What I’m Watching: Joker

Right at the start, I expect better of the Joker than to be mugged by kids, that should be an alley full of dead punks. Joachim Phoenix looks like crap, he’s 45 here, at least two decades too old for this origin story, isn’t really fit for the job. Maybe he’ll toughen up by the end of this, but physically? Nope.

I definitely prefer the Jack Nicholson take: Hardened criminal who THEN goes crazier. I don’t mind The Killing Joke story where a comedian becomes Red Hood, then goes crazy/gets dunked to become Joker, but his skills there are implausible. And none of this Jared Leto shit.

The plot’s generally more pathetic downward spiral than an arc up to criminal mastermind, even if he has winning days (the well-memed stairs scene and on), he’s a joker, not The Joker, absolutely not Harley’s “Mistah J”. I can’t see this guy learning to make bombs, recruit hoodlum henchmen, rob banks, fight Batman, run the Legion of Doom with Lex Luthor (who’s the kind of rich bastard this version would hate).

But the crimes and riots here are a pretty good start. Phoenix’s Joker has a kind of pathetic charisma, good for attracting broken losers (which is all of us, except the pretty rich people, really). The cult of The Joker could be born here, even if the actual figure’s not that good.

For once the Hollywood inability to leave movies alone without a fake color grade works, every scene is recolored something crazy, matching the Joker’s moods. It goes from a not-terrible imitation of ’70s film stock, very very obviously copying Taxi Driver, to Suspiria levels.

The supporting actors are meh, and they’re a lot of the problem.

Robert De Niro as fake Johnny Carson is ancient and decrepit, he just looks bad, and of course De Niro is the least funny person in the world, it obviously hurts him to even smile, so faking Johnny’s impossible. They should’ve got an actor who isn’t mummified to play the role. Johnny retired at 66, De Niro is shockingly only 76 here, but he looks 96, barely held together by a suit.

Joker’s mom (played like the Cryptkeeper reanimated Mother Bates) thinks Thomas Wayne (played incompetently by TV extra nobody Brett Cullen) is going to help her for personal reasons.
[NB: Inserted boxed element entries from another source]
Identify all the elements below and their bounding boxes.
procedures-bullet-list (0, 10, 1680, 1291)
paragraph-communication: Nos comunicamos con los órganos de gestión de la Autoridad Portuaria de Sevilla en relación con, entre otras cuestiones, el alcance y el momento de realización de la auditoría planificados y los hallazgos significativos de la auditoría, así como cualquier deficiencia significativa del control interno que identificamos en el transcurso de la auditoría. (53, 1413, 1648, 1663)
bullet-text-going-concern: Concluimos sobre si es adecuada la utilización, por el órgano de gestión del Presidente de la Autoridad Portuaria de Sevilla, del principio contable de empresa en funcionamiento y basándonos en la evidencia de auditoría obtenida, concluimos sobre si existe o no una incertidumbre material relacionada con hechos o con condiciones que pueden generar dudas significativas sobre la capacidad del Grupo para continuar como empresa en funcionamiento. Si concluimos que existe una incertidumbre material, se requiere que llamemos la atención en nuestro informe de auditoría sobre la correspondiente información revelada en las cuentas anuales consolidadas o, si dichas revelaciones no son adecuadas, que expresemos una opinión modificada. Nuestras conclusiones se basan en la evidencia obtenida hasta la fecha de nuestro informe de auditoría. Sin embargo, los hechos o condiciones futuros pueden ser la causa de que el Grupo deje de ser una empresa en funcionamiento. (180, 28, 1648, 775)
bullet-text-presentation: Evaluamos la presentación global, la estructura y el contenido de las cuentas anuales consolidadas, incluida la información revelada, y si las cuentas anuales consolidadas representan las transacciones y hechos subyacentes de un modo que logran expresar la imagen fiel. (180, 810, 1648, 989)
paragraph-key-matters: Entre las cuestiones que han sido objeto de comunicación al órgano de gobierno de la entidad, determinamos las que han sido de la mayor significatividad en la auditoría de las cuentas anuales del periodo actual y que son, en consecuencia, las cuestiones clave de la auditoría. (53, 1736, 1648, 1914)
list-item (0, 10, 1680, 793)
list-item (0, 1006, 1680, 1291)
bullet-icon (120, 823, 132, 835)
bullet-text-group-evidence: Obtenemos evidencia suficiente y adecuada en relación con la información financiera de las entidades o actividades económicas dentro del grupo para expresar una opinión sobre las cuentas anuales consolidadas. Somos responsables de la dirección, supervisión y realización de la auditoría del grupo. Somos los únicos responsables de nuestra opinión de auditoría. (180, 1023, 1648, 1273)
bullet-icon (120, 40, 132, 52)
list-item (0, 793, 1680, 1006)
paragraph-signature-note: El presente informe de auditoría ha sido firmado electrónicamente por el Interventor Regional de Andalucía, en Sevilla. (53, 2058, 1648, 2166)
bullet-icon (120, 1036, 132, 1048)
In the movie, he’s just indifferent, an out-of-touch Trump-like asshole, but this is a point I always come back to with the whole Batman mythos:

The Waynes made Gotham, and Bruce perfected it. It isn’t that way—garbage piled up, grafitti on top of grafitti, poverty everywhere, corrupt and useless police, protests, steam pipes and vulture-like gargoyles looming over all—because they don’t care, it’s that way because the Waynes want a city full of despair and freaks, so that the older generation of Waynes can pretend to be philanthropists (much like Bill Gates does to the tech industry), so that crazy little Bruce can swoop down on villains in his multi-million-dollar battle armor and practice his rich-white-boy ninjitsu. So if terrible shit is happening to Joker’s mom, it’s because Thomas Wayne wants it that way.

I’m particularly unimpressed with Alfred (Douglas Hodge) and Little Bruce; Alfred’s not supposed to be a wuss, he doesn’t hiss and whine about cops to strange men at the gates, he’s (depending on iteration) former British Army, and while he’s not The Batman himself he’s more than capable of defending the manor. The version in the Gotham TV series (played by Sean Pertwee, son of my favorite Doctor Who) is so much better. Little Bruce is a puppet even by the standard of child actors.

Slight amusement: The movie theatre at the end, where Batman is made… is playing Zorro the Gay Blade.

★★★½☆ — Kudos for trying something different, if not always successfully.